Christmas dinner is our staple - goose in marmalade by Richard Corrigan, sprouts by Martin Wishart, bread sauce by Simon Hopkinson, red cabbage by Delia Smith, and hours of honest toil and sweat by yours truly. Washed down with a modest bottle of red (a gift from one of my students...yeah, I know, it was just an apple for the teacher in my day), it was worth every minute. And the Doctor Who Christmas Special was the best in years.

So there we have it. Our first Christmas in Venice. Buon Natale everyone.




Tuesday, 18 December 2012

Further dispatches from the blackboard jungle

So this is what our dining room table has become :-


- a repository for Headway, Cutting Edge, New English File, In Company, Business Focus, Practical English Usage, The Practice of English Language Teaching, and the blessed Jim Scrivener's Teaching English Grammar. Books full of phrasal verbs and ten minute filler exercises for those awkward moments when you look at the clock and realise you're going to under-run.

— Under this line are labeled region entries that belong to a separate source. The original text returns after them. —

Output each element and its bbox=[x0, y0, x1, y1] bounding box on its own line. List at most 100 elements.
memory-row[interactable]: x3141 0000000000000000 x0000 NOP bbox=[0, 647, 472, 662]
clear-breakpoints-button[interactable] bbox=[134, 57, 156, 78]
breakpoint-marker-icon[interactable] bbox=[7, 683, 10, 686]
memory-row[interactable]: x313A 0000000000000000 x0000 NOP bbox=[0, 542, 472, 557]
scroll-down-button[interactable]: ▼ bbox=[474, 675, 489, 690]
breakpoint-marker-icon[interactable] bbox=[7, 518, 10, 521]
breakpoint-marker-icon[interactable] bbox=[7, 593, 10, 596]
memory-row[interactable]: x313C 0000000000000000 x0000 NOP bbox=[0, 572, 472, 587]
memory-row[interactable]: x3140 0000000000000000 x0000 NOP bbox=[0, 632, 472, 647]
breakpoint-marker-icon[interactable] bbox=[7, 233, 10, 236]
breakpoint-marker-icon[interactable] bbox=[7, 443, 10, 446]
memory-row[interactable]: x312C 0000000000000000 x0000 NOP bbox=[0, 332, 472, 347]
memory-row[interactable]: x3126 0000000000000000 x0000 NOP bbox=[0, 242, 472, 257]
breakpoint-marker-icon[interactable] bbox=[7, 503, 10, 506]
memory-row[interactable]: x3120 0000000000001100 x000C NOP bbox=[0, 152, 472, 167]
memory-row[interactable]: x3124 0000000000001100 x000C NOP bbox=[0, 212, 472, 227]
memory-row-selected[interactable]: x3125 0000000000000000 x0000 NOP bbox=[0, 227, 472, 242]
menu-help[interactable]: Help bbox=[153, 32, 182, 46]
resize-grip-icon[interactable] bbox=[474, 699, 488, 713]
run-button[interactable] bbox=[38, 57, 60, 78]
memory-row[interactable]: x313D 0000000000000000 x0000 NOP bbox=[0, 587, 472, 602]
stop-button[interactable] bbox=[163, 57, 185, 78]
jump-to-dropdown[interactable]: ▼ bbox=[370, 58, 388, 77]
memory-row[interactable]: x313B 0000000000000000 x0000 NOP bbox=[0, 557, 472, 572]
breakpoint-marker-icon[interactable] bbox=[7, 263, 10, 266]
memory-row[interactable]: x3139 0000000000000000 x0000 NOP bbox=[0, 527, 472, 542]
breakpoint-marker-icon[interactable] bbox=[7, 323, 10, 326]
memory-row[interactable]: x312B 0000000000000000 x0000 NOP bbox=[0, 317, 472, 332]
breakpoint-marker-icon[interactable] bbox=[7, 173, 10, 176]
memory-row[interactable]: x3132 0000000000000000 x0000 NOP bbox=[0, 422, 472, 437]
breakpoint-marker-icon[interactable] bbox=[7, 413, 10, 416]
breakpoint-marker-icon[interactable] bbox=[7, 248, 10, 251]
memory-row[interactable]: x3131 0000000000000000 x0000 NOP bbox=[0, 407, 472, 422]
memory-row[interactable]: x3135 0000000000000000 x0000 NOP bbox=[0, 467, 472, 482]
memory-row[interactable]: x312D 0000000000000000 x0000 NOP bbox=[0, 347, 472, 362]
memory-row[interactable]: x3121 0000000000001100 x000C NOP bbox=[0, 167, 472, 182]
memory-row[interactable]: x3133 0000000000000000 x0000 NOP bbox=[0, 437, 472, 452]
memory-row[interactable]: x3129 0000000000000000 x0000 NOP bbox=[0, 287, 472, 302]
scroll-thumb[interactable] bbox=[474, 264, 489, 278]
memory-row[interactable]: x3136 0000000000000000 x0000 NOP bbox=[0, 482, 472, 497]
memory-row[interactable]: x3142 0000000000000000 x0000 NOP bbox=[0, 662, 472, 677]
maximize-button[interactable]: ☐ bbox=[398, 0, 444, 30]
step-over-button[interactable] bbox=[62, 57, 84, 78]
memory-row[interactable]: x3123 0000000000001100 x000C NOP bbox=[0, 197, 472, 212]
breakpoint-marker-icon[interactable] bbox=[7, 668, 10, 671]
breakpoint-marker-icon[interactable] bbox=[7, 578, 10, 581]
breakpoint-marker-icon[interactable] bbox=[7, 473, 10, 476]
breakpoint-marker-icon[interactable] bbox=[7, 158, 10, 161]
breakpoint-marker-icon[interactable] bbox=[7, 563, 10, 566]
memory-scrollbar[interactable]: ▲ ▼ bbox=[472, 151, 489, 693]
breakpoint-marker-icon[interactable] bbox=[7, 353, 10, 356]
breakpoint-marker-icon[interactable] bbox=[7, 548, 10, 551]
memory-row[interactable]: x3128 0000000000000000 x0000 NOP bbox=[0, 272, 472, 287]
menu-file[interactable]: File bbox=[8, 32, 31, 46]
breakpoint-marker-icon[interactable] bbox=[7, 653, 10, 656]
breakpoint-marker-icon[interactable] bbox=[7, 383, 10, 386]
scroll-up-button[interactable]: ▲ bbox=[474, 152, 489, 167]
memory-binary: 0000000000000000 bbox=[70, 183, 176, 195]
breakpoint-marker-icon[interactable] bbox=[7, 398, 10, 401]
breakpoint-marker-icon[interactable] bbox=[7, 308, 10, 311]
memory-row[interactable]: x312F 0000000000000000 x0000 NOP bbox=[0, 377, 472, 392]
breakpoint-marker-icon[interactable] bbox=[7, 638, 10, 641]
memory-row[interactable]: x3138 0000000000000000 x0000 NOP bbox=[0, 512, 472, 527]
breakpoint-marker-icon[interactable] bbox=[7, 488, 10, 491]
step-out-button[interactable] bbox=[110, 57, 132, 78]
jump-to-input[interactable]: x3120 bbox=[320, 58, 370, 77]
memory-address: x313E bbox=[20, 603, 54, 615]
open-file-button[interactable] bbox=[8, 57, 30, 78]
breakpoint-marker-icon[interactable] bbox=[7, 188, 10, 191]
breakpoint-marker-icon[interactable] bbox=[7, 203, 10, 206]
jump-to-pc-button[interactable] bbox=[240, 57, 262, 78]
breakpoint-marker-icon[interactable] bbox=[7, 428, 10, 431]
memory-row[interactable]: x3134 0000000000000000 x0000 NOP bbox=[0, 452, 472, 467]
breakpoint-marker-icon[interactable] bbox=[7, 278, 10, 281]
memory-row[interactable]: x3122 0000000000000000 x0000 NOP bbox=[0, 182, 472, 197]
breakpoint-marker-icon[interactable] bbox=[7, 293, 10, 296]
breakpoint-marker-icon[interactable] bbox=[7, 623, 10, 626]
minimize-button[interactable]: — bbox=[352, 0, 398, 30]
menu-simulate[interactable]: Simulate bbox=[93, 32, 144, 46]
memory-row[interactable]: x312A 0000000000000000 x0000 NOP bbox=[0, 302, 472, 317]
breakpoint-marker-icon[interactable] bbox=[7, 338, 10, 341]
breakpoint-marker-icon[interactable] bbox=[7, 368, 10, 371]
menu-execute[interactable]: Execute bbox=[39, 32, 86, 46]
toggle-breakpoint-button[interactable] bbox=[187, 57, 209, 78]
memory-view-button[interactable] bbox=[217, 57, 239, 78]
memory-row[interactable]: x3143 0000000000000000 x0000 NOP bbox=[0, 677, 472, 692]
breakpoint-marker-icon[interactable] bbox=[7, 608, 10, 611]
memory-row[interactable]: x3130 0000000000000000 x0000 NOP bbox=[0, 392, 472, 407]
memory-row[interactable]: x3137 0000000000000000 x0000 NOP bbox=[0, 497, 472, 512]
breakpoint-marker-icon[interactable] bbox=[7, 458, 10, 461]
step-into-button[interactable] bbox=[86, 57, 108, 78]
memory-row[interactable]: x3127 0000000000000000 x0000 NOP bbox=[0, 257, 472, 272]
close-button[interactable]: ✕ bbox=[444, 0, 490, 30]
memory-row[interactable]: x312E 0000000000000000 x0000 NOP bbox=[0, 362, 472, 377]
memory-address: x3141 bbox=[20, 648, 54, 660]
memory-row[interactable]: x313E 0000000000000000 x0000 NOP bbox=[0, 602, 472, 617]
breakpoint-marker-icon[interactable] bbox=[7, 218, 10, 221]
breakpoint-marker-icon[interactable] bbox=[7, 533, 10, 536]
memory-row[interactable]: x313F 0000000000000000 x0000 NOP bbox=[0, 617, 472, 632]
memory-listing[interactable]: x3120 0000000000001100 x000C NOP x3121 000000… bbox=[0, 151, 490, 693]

It's a very strange job, you know. This week I've had to prepare : a lesson for teenagers explaining the magic of the traditional English Christmas via the music of Slade; two hours of business material for an honorary consul; and a lesson on the restoration of Jan van Eyck's The Annunciation (the art restorer wanted a lesson with some technical vocab). Yeah, it's certainly the strangest job I've ever had. It's almost certainly the best job I've ever had, as well.

Caroline...well, Caroline, faced every day with an army of bellowing teenagers, might not go as far as that. Still, she came back from a morning's teaching on Friday and happily announced that it had "not been horrible". I almost felt we should crack open a bottle of prosecco!